Wenn das Leben an dir vorbei zieht

Nun, total stolz setzte ich mich auf einen Felsvorsprung und lasse die Seele baumeln. Plötzlich zog das ganze Leben an mir vorbei. Wie in Trance begann ich zu heulen. Ich dachte über mich, mein Glück, mein Leben, meine Gefühle und meine Vergangenheit nach. Ich spürte den Wind in meinen Haaren, aber hören konnte ich ihn nicht! Ich hörte gar nichts!

Irgendwann, nachdem ich plötzlich ein Grinsen im Gesicht hatte und in mir eine unglaubliche Wärme empor floss, drehte ich mich um und suchte meinen Freund. Der saß ein Stück entfernt, etwas sicherer und genoß seinen Müsliriegel.

Ich habe "sage und schreibe" eine ganze Stunde dort gesessen und nicht bemerkt, wie die Zeit verging. Aber, ich war plötzlich glücklich, befreit – ein anderer Mensch! Ob ich in dieser Stunde meinen vielleicht vorhandenen Burnout verarbeitet habe? Keine Ahnung. Ich kann nur sagen, es war befreiend.

 

Ein Unwetter in den Bergen und die Welt geht unter!

Beim Abendbrot auf der Lamsenjochhütte, sehr deftig, aber lecker, rumpelte der Donner um die Hütte, als würde Thor mit seinem Hammer die Berge klein klopfen. Irre.

Gut geschlafen haben wir trotzdem - waren ja auch fix und fertig!
Am nächsten Morgen bot uns sich der folgende Anblick:

Der Rückweg war bereits am Vorabend geplant. Bei tollen und interessanten Gesprächen erfuhren wir, über welchen “Hügel” wir am besten absteigen sollten.

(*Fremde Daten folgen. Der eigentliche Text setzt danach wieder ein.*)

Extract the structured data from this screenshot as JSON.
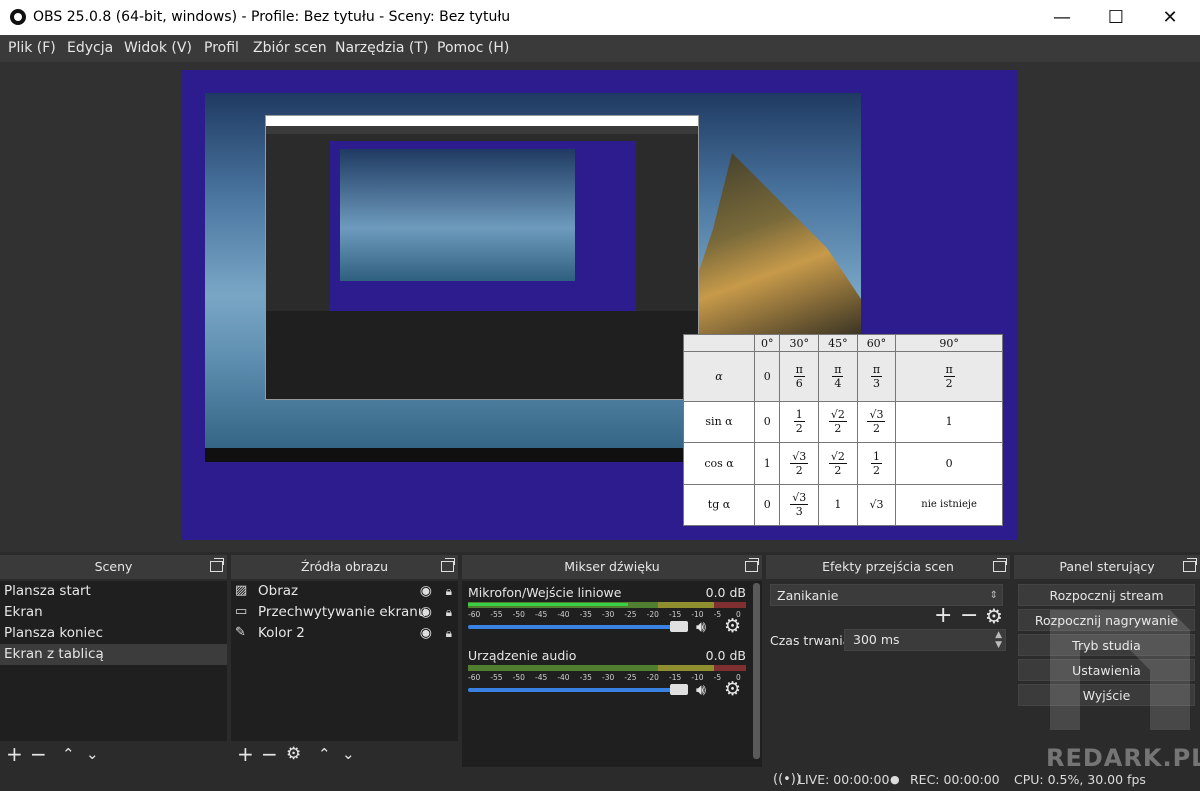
{
  "window": {
    "title": "OBS 25.0.8 (64-bit, windows) - Profile: Bez tytułu - Sceny: Bez tytułu",
    "minimize": "—",
    "maximize": "☐",
    "close": "✕"
  },
  "menu": [
    "Plik (F)",
    "Edycja",
    "Widok (V)",
    "Profil",
    "Zbiór scen",
    "Narzędzia (T)",
    "Pomoc (H)"
  ],
  "trig_table": {
    "angles": [
      "0°",
      "30°",
      "45°",
      "60°",
      "90°"
    ],
    "alpha_label": "α",
    "alpha_row": [
      {
        "v": "0"
      },
      {
        "num": "π",
        "den": "6"
      },
      {
        "num": "π",
        "den": "4"
      },
      {
        "num": "π",
        "den": "3"
      },
      {
        "num": "π",
        "den": "2"
      }
    ],
    "rows": [
      {
        "label": "sin α",
        "cells": [
          {
            "v": "0"
          },
          {
            "num": "1",
            "den": "2"
          },
          {
            "num": "√2",
            "den": "2"
          },
          {
            "num": "√3",
            "den": "2"
          },
          {
            "v": "1"
          }
        ]
      },
      {
        "label": "cos α",
        "cells": [
          {
            "v": "1"
          },
          {
            "num": "√3",
            "den": "2"
          },
          {
            "num": "√2",
            "den": "2"
          },
          {
            "num": "1",
            "den": "2"
          },
          {
            "v": "0"
          }
        ]
      },
      {
        "label": "tg α",
        "cells": [
          {
            "v": "0"
          },
          {
            "num": "√3",
            "den": "3"
          },
          {
            "v": "1"
          },
          {
            "v": "√3"
          },
          {
            "v": "nie istnieje"
          }
        ]
      }
    ]
  },
  "scenes": {
    "title": "Sceny",
    "items": [
      "Plansza start",
      "Ekran",
      "Plansza koniec",
      "Ekran z tablicą"
    ],
    "selected": 3
  },
  "sources": {
    "title": "Źródła obrazu",
    "items": [
      {
        "name": "Obraz",
        "icon": "image-icon"
      },
      {
        "name": "Przechwytywanie ekranu",
        "icon": "monitor-icon"
      },
      {
        "name": "Kolor 2",
        "icon": "brush-icon"
      }
    ]
  },
  "mixer": {
    "title": "Mikser dźwięku",
    "channels": [
      {
        "name": "Mikrofon/Wejście liniowe",
        "db": "0.0 dB"
      },
      {
        "name": "Urządzenie audio",
        "db": "0.0 dB"
      }
    ],
    "ticks": [
      "-60",
      "-55",
      "-50",
      "-45",
      "-40",
      "-35",
      "-30",
      "-25",
      "-20",
      "-15",
      "-10",
      "-5",
      "0"
    ]
  },
  "transitions": {
    "title": "Efekty przejścia scen",
    "selected": "Zanikanie",
    "duration_label": "Czas trwania",
    "duration_value": "300 ms"
  },
  "controls": {
    "title": "Panel sterujący",
    "buttons": [
      "Rozpocznij stream",
      "Rozpocznij nagrywanie",
      "Tryb studia",
      "Ustawienia",
      "Wyjście"
    ]
  },
  "status": {
    "live": "LIVE: 00:00:00",
    "rec": "REC: 00:00:00",
    "cpu": "CPU: 0.5%, 30.00 fps"
  },
  "watermark": "REDARK.PL",
  "colors": {
    "canvas_bg": "#2c1c8e",
    "panel_bg": "#2b2b2b",
    "accent_blue": "#3a82e2",
    "meter_green": "#39d045"
  }
}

Los gehts, nach einem gesunden Frühstück.
Vorbei am Fuße der Lamsenspitze geht es über ein kleines Gipfelkreuz zum Gramai Hochleger. Von Dort aus sollten wir nun über das Sonnjoch, auf 2.457 Meter – das wäre doch ein schöne Ausklang… so die strammen Burschen auf der Hütte vom Vorabend.

Hmm…, über den puren Fels, rutschige Steinplatten und jede Menge Geröll geht es sehr zähhhhhh den Berg hinaaaauuuufff! 

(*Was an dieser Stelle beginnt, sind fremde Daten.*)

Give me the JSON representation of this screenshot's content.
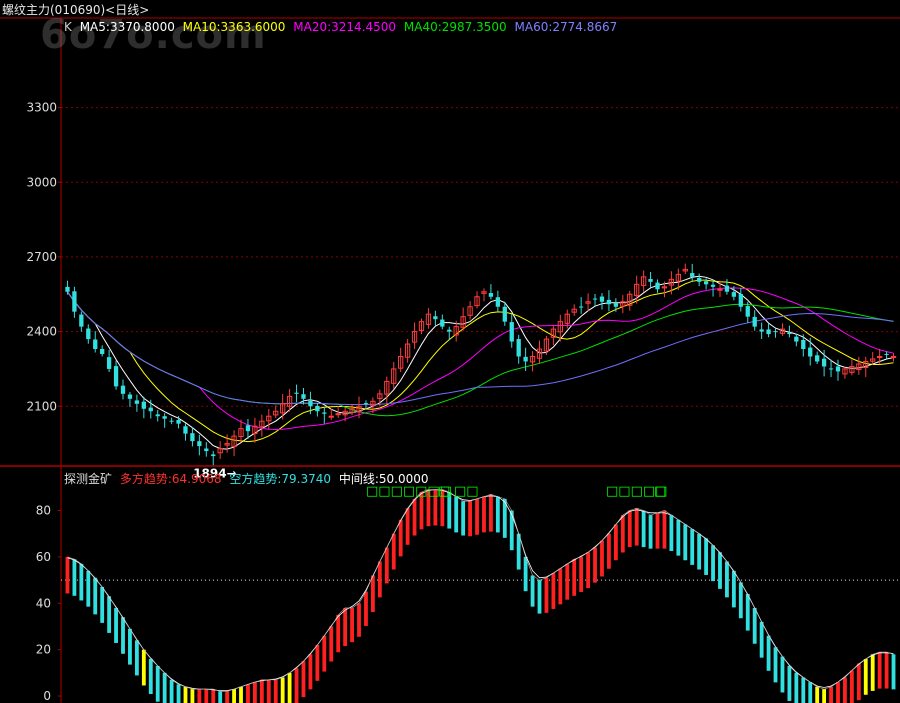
{
  "header": {
    "title": "螺纹主力(010690)<日线>",
    "watermark": "6o7o.com"
  },
  "colors": {
    "background": "#000000",
    "axis": "#b00000",
    "grid": "#8a0000",
    "up": "#ff3c3c",
    "down": "#33e0e0",
    "ma5": "#ffffff",
    "ma10": "#ffff00",
    "ma20": "#ff00ff",
    "ma40": "#00e000",
    "ma60": "#6f6fff",
    "bull_bar": "#ff2020",
    "bear_bar": "#30e0e0",
    "yellow_bar": "#ffff00",
    "signal_green": "#00ff00"
  },
  "main_legend": [
    {
      "text": "K",
      "color": "#cccccc"
    },
    {
      "text": "MA5:3370.8000",
      "color": "#ffffff"
    },
    {
      "text": "MA10:3363.6000",
      "color": "#ffff00"
    },
    {
      "text": "MA20:3214.4500",
      "color": "#ff00ff"
    },
    {
      "text": "MA40:2987.3500",
      "color": "#00e000"
    },
    {
      "text": "MA60:2774.8667",
      "color": "#8080ff"
    }
  ],
  "sub_legend": [
    {
      "text": "探测金矿",
      "color": "#dddddd"
    },
    {
      "text": "多方趋势:64.9068",
      "color": "#ff3030"
    },
    {
      "text": "空方趋势:79.3740",
      "color": "#30e0e0"
    },
    {
      "text": "中间线:50.0000",
      "color": "#ffffff"
    }
  ],
  "low_label": "1894→",
  "chart_data": [
    {
      "type": "candlestick",
      "title": "螺纹主力(010690)<日线>",
      "y_ticks": [
        2100,
        2400,
        2700,
        3000,
        3300
      ],
      "ylim": [
        1860,
        3660
      ],
      "grid": true,
      "annotation": {
        "text": "1894→",
        "value": 1894
      },
      "closes": [
        2560,
        2480,
        2420,
        2370,
        2330,
        2310,
        2250,
        2180,
        2150,
        2130,
        2110,
        2090,
        2080,
        2060,
        2050,
        2040,
        2030,
        1990,
        1960,
        1940,
        1920,
        1900,
        1930,
        1950,
        1980,
        2010,
        2000,
        2020,
        2040,
        2060,
        2080,
        2110,
        2140,
        2150,
        2130,
        2100,
        2080,
        2070,
        2060,
        2070,
        2080,
        2090,
        2100,
        2110,
        2120,
        2150,
        2200,
        2250,
        2300,
        2350,
        2400,
        2440,
        2470,
        2450,
        2420,
        2400,
        2420,
        2460,
        2500,
        2540,
        2560,
        2540,
        2500,
        2440,
        2360,
        2300,
        2280,
        2300,
        2330,
        2370,
        2410,
        2440,
        2470,
        2490,
        2500,
        2520,
        2530,
        2520,
        2510,
        2500,
        2520,
        2550,
        2590,
        2620,
        2600,
        2570,
        2580,
        2610,
        2630,
        2650,
        2620,
        2600,
        2590,
        2580,
        2570,
        2560,
        2540,
        2500,
        2460,
        2420,
        2400,
        2390,
        2400,
        2410,
        2390,
        2360,
        2330,
        2300,
        2280,
        2260,
        2250,
        2240,
        2250,
        2260,
        2270,
        2280,
        2290,
        2300,
        2310,
        2300
      ],
      "ma5_last": 3370.8,
      "ma10_last": 3363.6,
      "ma20_last": 3214.45,
      "ma40_last": 2987.35,
      "ma60_last": 2774.8667
    },
    {
      "type": "bar",
      "title": "探测金矿",
      "y_ticks": [
        0,
        20,
        40,
        60,
        80
      ],
      "ylim": [
        -3,
        91
      ],
      "midline": 50,
      "signals": [
        "□□□□□□□",
        "□",
        "□□",
        "□□□□□",
        "□"
      ],
      "values": [
        60,
        59,
        57,
        54,
        51,
        47,
        43,
        38,
        34,
        29,
        24,
        20,
        16,
        13,
        10,
        7,
        5,
        4,
        3,
        3,
        3,
        3,
        2,
        2,
        3,
        4,
        5,
        6,
        7,
        7,
        7,
        8,
        10,
        12,
        15,
        18,
        22,
        26,
        30,
        35,
        38,
        38,
        40,
        45,
        52,
        58,
        64,
        70,
        76,
        81,
        85,
        88,
        89,
        89,
        89,
        88,
        86,
        84,
        84,
        85,
        86,
        87,
        86,
        85,
        80,
        70,
        60,
        52,
        50,
        51,
        53,
        55,
        57,
        59,
        60,
        62,
        64,
        67,
        70,
        74,
        78,
        80,
        81,
        80,
        78,
        79,
        80,
        78,
        76,
        74,
        72,
        70,
        68,
        65,
        62,
        58,
        54,
        49,
        44,
        38,
        32,
        26,
        21,
        17,
        13,
        10,
        8,
        6,
        4,
        3,
        4,
        6,
        8,
        11,
        14,
        16,
        18,
        19,
        19,
        18
      ]
    }
  ]
}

Aber, nach einem anstrengenden Marsch von ca. 4 Stunden hatten wir es geschafft!

Das Gipfelkreuz war erklommen! Was ein Aufstieg. Toll. Die Belohnung? Ein traumhafter Ausblick über das Karwendelgebirge. Ein toller "Hügel" ;-), die Tour ist zu empfehlen, wenn Du in Pertisau am Achensee bist, wirklich.

Der Tipp war, anschließend über den Klettersteig wieder den Gipfel zu verlassen. Aber zunächst machen wir mal eine Pause und sezten uns ans Gipfelkreuz. Plötzlich, wie aus dem Nichts, stand ein Bergfex vor uns, jauchzend, stöhnend, schimpfend ... “Ja das sei ja eine unverschämtheit, dieser Weg gehört gesperrt, jamei so a schmarrn kruzifix, geh da net runna, junge junge junge!”

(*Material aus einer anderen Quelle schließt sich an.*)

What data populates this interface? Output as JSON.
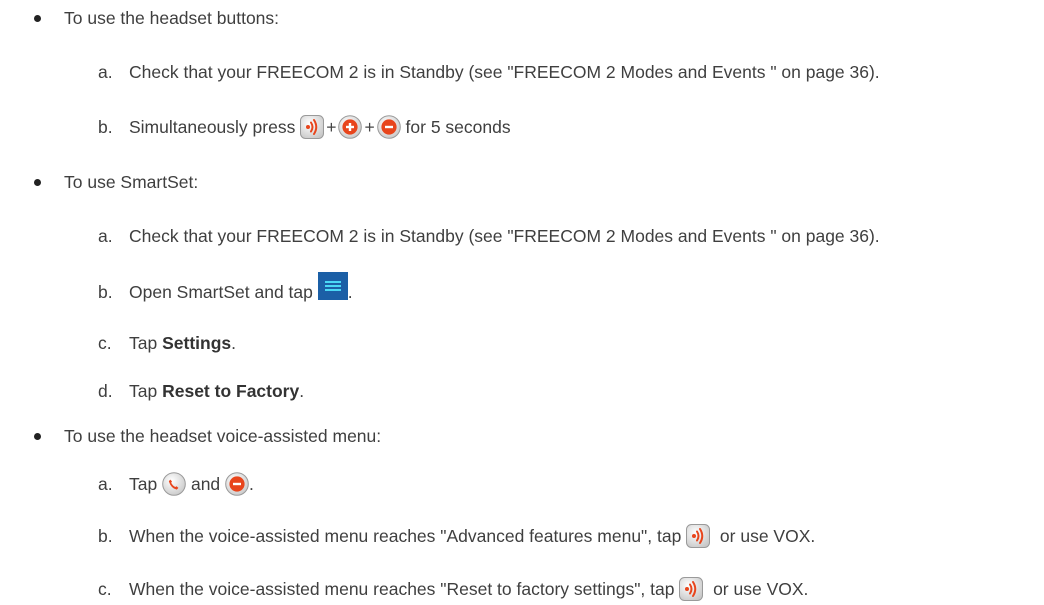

"Okaaaaaay"! Dann gehen wir wohl den laaaaangen Weg zurück, den wir herauuuuuuf gekommen sind. :-)

Wir sind gerade auf dem Rückweg, da kommt der Bergfex in Lederhose und Flanellhemd an uns vorbei - in einem Affenzahn überholt er uns. Gut, wir sind ja quasi Anfänger!

Ca. 40 Minuten später kommen wir am Gramai Hochleger an, dort sitzt der gute Mann bereits und genießt sein 1. Weizenbier und grüßt freundlich. Wir bestellen uns einen köstlichen Tiroler Graukäse der super lecker war und tranken eine Apfelschorle. (Seit 2016 ist ein anderer Pächter auf der Hütte, nun schmeckt der Graukäse leider nicht mehr).

 

Der Abstieg ist ja bekanntlich das schlimmste

Nun, frisch gestärkt und erholt wurde es Zeit auf zu brechen. Total motiviert, bald endlich im Auto zu sitzen, führt der Pfad an wunderschönen kleinen Wasserfällen vorbei, durch den Wald mit zwischenzeitlichen Ausblicken bis auf den Achensee. Herrlich, eine tolle Tour… allerdings, zieht der Abstieg sich, wenn man auf dem Rückweg ist! Ich kann Euch sagen… die letzten Meter, mir brannten die Füße, schmerzten die Knie und die Oberschenkel. Ich hatte den Kaffee auf, wie man so schön sagt. Jetzt war der Punkt erreicht, nach über 10 Stunden des Weges – ICH HATTE ABSOLUT KEINE, ABER AUCH WIRKLICH KEINE LUST MEHR! Ich war fix und fertig. Der Kumpel wollte noch reden, ein Pläuschchen halten… “gleich haben wir es geschafft”  sagte er,... ich bin wirklich ein sehr ruhiger Mensch… ABER ICH WOLLTE NICHT REDEN “...halt´s Maul mein Freund, geh, ich will nach hause!” War unfreundlicherweise meine Antwort.

Endlich, unser Startpunkt, die Gramaialm... da saß er schon wieder, der gute Mann vom Sonnjoch, beim 2. Weizen... und grüßte fröhlich! :-) :-)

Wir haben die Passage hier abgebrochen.